We closed the distance slow, rifles steady, scopes scanning. Every noise pressed in harder than it should have. Branches shifting against each other in the wind. A coyote calling from somewhere past the ridge. The faint tick of heat bleeding from the SUV engine behind us.

My senses ran hot, every detail cataloged and measured against what should be here and what should not.

The grass near the fence stirred, a ripple moving against the pattern of the wind.

I froze, sight locking on the shadow, finger resting still along the trigger guard.

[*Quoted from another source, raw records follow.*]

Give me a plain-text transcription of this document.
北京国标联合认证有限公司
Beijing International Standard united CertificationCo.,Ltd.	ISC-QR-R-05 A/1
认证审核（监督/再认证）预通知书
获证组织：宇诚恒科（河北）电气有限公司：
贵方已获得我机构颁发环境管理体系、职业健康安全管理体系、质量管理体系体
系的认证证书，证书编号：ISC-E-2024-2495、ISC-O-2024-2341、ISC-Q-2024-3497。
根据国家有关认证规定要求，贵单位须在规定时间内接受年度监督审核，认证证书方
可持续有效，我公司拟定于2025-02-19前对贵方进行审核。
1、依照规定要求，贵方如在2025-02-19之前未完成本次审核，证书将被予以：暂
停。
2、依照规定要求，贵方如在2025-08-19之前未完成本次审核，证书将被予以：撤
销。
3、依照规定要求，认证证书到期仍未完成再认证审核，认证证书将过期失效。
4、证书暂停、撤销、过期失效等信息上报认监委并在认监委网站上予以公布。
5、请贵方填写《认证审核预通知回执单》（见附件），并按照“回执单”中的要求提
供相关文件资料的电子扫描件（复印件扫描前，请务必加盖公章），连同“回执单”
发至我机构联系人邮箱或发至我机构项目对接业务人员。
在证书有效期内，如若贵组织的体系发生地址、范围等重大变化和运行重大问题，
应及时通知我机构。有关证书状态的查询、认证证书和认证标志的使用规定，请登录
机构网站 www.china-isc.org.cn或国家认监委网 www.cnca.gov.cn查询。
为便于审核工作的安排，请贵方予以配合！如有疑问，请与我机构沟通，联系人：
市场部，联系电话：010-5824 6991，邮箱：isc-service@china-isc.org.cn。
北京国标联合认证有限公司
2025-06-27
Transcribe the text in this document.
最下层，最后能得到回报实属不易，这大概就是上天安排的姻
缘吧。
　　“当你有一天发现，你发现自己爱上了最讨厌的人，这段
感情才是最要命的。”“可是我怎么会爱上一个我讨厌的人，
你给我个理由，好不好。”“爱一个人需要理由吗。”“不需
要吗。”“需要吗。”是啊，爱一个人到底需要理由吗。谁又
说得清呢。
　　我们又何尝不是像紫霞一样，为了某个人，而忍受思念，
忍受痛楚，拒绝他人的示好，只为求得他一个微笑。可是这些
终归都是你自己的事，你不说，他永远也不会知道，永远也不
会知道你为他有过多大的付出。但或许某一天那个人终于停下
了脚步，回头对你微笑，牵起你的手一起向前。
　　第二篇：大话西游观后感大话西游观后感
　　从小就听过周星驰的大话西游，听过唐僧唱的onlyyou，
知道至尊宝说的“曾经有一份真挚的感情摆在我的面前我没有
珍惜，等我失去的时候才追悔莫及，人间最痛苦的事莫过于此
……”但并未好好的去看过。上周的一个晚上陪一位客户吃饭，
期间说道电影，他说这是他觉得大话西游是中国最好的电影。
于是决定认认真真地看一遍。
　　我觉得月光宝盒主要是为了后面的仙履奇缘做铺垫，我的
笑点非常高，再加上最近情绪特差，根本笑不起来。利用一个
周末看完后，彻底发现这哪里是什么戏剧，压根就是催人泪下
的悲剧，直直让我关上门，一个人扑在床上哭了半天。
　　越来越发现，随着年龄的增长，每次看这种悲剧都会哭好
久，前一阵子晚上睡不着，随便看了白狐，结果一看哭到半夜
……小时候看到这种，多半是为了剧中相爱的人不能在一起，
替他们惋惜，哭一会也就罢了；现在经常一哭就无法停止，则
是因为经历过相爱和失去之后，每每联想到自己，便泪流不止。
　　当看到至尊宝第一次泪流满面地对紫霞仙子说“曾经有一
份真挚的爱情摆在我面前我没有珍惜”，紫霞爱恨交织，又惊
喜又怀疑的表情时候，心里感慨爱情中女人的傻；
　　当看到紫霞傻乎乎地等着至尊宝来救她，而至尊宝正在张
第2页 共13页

Cam mirrored the halt without needing instruction, her weapon trained tight.

The sensor light blinked again, steady, red, unyielding.

I lowered the scope fraction by fraction, checking right along the ditch, then sweeping up the slope toward the trees. Nothing. No figure, no flash of metal, no heat signature bleeding against the dark. Just silence and the hum of the idling engine behind us.

Cam shifted forward, two paces at a time, boots placed deliberate, no wasted noise. I mirrored the movement, sweeping the arc opposite her. We met halfway between the SUV and the gate, rifles leveled, scopes cutting the dark.

Still nothing.

The only thing real was the sensor light, pulsing red against the wire like a heartbeat that refused to calm.

The scope caught the shadow first. A flicker at the base of the gate, faint and low to the ground. I lifted a hand in signal, palm closed, and Cam froze mid-step. Rifles up. Both of us locked into place.

Through the sight, the shadow shifted again. Small. Quick. Finger tightened, weight forward, heartbeat drumming in my chest.

I waited. The shadow moved again, darting, vanishing, then sliding back into view. Not tall enough to be a man, not yet proven anything else.

Cam’s hand came up, angled low, a clear gesture. I gave a short nod, rifle steady in the pocket of my shoulder.

We advanced.

The shadow crouched low, then darted sideways, quick enough to spike the pulse at my throat. My cheek pressed harder against the stock, sight lined clean.

If this was a person, they would be dead before they cleared the fence.

Three paces closer. My breath held, trigger finger curled half-tight.